Sri Lankan politician

Piyadigamage Gamini Ariyatilake (26 May 1917 - 13 March 1983) was a Sri Lankan politician and member of parliament.

P. G. Ariyatilake was born on 26 May 1917 and was educated at Mahinda College in Galle before attending the University of Colombo at its Sri Palee campus in Horana. Between 1939 and 1943 he served as a public health inspector before joining the Madyama Lanka Bus Company in 1944. He was elected as a member of the Hatton-Dickoya Urban Council, serving as its chairman between 1961 and 1967.
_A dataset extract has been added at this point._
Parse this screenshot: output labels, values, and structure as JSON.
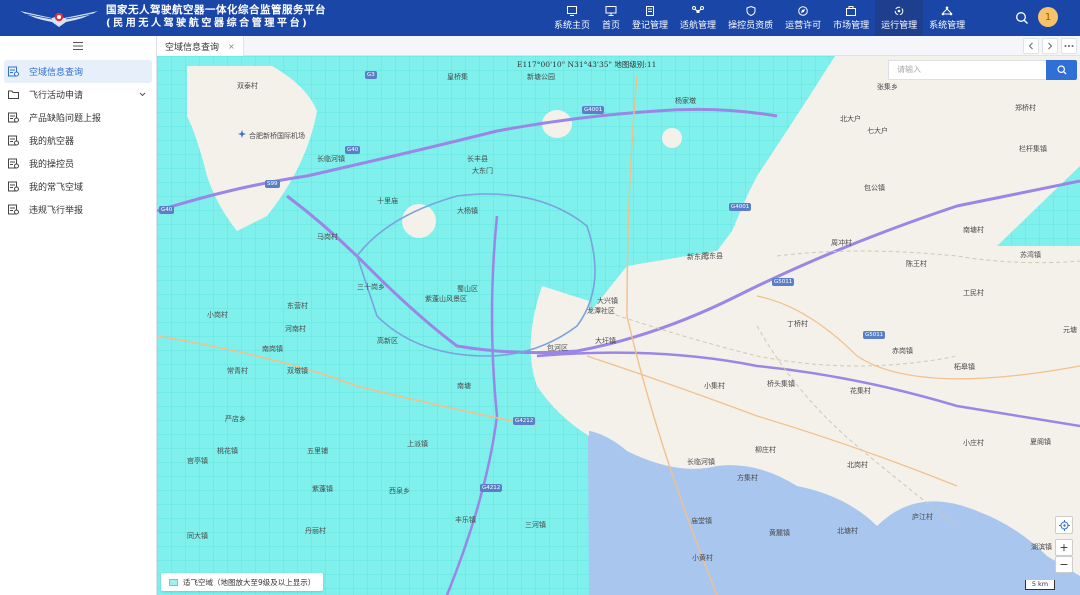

Ariyatilake stood as the Sri Lanka Freedom Party's candidate in Maskeliya Electoral District at the March 1960 and 1965 parliamentary elections and was unsuccessful on both occasions. He ran again in the 1970 parliamentary election and this time was successful in gaining the seat, with a margin of 696 votes. In late 1976 Ariyatilake, together with a number of SLFP members of parliament, resigned from the party. Ariyatilake did not contest the 1977 parliamentary election.

Ariyatilake died on 13 March 1983 at the age of 65.